While not a great film by any means, Love and Other Drugs has a lot of great stuff in it. It has probably the most purely movie star charismatic performance we ever got from Jake Gyllenhaal. The same could probably be said for Anne Hathaway, who has never been this radiant (or naked, and yeah I didn't mind that either). Hathaway in particular really should have racked up at least some nominations for this thing.
The movie to be fair is a tonal mess. You have this often pretty serious romantic drama, but you also have this sort of low rent Seth Rogen comedy courtesy of Josh Gad, who plays one of the most thoroughly off-putting and out of place characters imaginable. I still hate Gad because of this.
Edward Zwick, of Glory and The Last Samurai, directed this, and it was a big change of pace for him. The stars really made this work.
Okay, time to look at some of the other movies from these months that didn't warrant a deeper dive....
November 1990:
-Graffiti Bridge: Remember when they made a sequel to Purple Rain?
-Three Men and a Little Lady: Remember when they made a sequel to Three Men and a Baby?
-Predator 2: I still think this is probably the only Predator sequel that was good.
-Misery: Kathy Bates deservedly won an Oscar for playing one of the scariest characters in movie history.
-Dances With Wolves: Still never seen this one.
November 2000:
-Charlie's Angels: At the time I really liked this. This was peak Drew Barrymore for me. The sequel soured me on it big time.
-The Legend of Bagger Vance: Remember when, at the peak of their respective movie stardoms, Will Smith and Matt Damon teamed up for an inspirational golf drama?
-Little Nicky: The first misstep in a long time at that point for Adam Sandler.

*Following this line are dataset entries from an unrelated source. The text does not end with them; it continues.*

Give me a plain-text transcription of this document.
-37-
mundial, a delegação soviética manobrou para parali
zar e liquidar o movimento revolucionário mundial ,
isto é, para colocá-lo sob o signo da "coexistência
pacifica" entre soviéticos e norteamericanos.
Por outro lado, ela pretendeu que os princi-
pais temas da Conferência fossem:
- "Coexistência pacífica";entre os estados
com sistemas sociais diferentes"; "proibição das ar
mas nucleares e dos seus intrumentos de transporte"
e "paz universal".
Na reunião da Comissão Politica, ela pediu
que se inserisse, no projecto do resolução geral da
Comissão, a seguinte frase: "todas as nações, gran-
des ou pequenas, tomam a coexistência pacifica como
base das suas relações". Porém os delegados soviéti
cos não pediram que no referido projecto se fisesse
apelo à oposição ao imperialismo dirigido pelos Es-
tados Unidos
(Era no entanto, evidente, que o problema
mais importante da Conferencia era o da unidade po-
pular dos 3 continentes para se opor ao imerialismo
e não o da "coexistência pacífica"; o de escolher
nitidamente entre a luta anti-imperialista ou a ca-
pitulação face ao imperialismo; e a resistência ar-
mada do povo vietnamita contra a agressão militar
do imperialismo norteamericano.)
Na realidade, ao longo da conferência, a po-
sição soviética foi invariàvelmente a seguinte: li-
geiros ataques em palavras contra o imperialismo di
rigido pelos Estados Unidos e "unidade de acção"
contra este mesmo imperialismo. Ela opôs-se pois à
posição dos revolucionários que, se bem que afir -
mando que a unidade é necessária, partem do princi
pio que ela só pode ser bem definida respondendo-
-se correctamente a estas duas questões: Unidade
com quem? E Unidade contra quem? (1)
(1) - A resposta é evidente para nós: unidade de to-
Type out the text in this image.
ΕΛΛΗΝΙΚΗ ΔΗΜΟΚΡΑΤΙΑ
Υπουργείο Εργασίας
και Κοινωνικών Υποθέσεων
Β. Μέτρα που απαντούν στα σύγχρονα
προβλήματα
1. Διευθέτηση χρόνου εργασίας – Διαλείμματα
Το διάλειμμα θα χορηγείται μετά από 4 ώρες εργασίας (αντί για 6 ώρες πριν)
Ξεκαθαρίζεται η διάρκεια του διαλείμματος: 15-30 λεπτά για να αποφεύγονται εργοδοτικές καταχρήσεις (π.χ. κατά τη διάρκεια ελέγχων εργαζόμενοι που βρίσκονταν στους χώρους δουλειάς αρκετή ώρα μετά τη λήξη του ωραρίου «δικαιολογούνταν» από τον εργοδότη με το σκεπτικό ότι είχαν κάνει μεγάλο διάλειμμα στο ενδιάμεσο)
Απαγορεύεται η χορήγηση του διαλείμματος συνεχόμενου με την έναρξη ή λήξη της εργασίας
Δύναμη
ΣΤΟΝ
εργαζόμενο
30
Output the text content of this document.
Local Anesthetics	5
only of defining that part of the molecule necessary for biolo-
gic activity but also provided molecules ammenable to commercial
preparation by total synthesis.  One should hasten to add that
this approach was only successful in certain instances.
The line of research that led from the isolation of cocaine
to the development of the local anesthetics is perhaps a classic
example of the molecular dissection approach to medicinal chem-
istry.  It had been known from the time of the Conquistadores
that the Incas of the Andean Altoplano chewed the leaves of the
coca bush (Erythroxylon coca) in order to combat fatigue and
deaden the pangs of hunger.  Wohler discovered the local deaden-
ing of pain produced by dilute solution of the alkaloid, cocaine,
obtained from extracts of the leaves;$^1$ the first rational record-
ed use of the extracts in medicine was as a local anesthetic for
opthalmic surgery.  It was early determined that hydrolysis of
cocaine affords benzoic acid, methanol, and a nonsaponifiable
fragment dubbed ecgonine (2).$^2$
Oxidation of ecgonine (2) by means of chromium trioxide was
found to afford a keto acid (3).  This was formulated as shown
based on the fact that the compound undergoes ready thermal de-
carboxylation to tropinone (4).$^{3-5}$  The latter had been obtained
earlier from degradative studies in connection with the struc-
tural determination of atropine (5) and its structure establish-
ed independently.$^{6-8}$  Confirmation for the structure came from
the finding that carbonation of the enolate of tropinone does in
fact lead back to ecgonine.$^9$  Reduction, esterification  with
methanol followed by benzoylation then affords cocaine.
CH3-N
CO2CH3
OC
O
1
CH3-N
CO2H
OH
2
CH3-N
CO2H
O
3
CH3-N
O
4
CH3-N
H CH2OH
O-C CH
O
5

-Men Of Honor: Solid navy diver drama with Robert Deniro and Cuba Gooding Jr, when he was still trying to become a movie star.
-Red Planet: This was the 2nd of that year's Mars movies. Both sucked.
-The 6th Day: A pretty good latter day Schwarzenegger actioner.
-How The Grinch Stole Christmas: Jim Carrey is so good in this, and I liked the movie at the time, but it didn't hold up.
-Quills: I kind of forgot about this one. Peak Geoffrey Rush as the Marquis de Sade, and Kate Winslet in one of her best performances.
November 2010:
-127 Hours: I thought this was a really good movie, and I have never rewatched it. Not after nearly passing out in the theater during the arm amputation sequence.
-Harry Potter and the Deathly Hallows Part 1: Remember all those Hallows? And how deathly they were?
-The Next Three Days: I liked this Russell Crowe thriller, where he breaks his wife out of prison.
-The King's Speech: Won a bunch of Oscars. Didn't do much for me.
So this concludes November. Which according to my research means next month is December.
Cast Away turns 20, as does Finding Forrester, which is sure to be a bittersweet rewatch now that Sean Connery died.
Black Swan turns 10! The 1st movie I ever bought on bluray.
I remember going to see Home Alone at the Paradise and I got to go with a friend. It was a big deal for 10 year old me. I bought it on DVD a couple years ago and I’ll probably watch it when I want to watch something Christmasy but mindless.